Fue un poco antes de las seis de la tarde del viernes 3 de febrero de 1983, cuando se produjo el tan esperado acontecimiento. «Iba a detener el compresor del microscopio y a apagar la pantalla después de una última ojeada sobre un vasto delta celular, cuando tuve un sobresalto —cuenta Charlie—. Acababa de columbrar una pequeña esfera negra que brotaba en la periferia de un linfocito. Aunque todavía no había salido del todo de su envoltura, comprendí claramente que se trataba de un cuerpo extraño a la célula. Abracé a Claudine y grité: “¡Ya está, ya tengo ese famoso virus!”».
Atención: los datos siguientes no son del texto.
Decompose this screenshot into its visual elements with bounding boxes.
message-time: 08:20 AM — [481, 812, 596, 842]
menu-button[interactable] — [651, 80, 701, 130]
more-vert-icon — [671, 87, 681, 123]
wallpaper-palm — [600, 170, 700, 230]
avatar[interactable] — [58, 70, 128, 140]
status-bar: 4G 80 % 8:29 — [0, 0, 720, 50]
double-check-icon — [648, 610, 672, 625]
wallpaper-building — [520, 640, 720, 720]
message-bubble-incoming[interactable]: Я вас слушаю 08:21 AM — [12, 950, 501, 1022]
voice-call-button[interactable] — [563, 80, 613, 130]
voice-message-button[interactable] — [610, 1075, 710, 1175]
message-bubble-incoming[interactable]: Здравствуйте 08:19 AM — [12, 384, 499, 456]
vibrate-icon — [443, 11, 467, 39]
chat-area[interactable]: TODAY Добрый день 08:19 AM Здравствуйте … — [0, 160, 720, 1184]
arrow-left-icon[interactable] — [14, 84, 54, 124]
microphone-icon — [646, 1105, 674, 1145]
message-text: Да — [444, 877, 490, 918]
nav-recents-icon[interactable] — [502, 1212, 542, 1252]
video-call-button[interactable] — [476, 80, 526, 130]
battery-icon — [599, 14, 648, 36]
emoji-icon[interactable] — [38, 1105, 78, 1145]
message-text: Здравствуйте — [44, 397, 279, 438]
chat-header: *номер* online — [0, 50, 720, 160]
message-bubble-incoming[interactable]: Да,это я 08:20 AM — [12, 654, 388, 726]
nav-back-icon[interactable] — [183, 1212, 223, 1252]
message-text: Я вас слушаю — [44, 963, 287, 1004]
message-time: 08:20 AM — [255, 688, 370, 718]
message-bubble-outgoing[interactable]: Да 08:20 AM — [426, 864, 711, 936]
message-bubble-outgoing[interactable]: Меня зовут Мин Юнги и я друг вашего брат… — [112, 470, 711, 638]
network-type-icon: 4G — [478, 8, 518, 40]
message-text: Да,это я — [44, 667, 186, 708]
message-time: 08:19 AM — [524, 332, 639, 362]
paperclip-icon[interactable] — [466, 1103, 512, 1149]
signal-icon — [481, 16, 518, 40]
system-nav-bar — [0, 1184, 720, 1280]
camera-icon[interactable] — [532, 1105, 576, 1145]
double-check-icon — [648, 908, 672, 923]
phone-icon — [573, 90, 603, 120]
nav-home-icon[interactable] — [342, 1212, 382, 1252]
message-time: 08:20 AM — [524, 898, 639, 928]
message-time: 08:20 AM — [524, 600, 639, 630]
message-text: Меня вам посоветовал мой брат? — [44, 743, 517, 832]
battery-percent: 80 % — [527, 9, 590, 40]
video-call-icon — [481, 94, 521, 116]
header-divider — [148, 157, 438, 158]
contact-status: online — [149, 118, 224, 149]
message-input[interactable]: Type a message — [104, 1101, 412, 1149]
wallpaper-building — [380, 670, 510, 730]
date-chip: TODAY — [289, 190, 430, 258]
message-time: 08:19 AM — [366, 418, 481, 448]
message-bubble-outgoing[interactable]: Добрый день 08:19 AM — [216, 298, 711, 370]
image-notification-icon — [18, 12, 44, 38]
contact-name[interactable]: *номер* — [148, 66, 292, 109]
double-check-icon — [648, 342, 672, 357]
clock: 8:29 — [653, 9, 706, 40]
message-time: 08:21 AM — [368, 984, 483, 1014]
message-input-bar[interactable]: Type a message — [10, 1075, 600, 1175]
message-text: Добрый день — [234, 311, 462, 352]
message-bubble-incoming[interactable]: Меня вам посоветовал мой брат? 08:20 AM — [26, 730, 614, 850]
La secretaria de Luc Montagnier saltó de sorpresa cuando Charlie irrumpió en el despacho del profesor. Parecía «un toro escapado de la plaza». Decía a voz en grito: «¡He encontrado el virus, he encontrado el virus!» En ausencia de su jefe, la muchacha fue la primera que le felicitó. Muy emocionada, no cesaba de repetir: «Bravo, Charlie, bravo». Como Jean-Claude Chemann y Françoise Barré-Sinoussi tampoco estaban allí, Charlie regresó corriendo a su laboratorio para grabar en una película de gelatina el espectáculo que sus ojos deslumbrados acababan de descubrir. En algunos minutos introdujo sus placas, comprobó su máquina y reguló el tiempo de exposición en función del diafragma y del flujo de electrones. Después, con la misma presión del índice que le permitió en otro tiempo inmortalizar a una pulga, apretó el disparador electrónico y tomó, por primera vez en la historia, las fotografías del retrovirus del sida.

Este
scoop
mundial no iba a cambiar en nada las costumbres de Charlie y de Claudine. Faltaba poco para la medianoche cuando abandonaron el laboratorio para ir en busca de su automóvil estacionado bajo un castaño. Como hacían todos los viernes por la noche, tomaron la dirección de su Normandía natal para ir a entregarse a su distracción favorita: la pesca del camarón.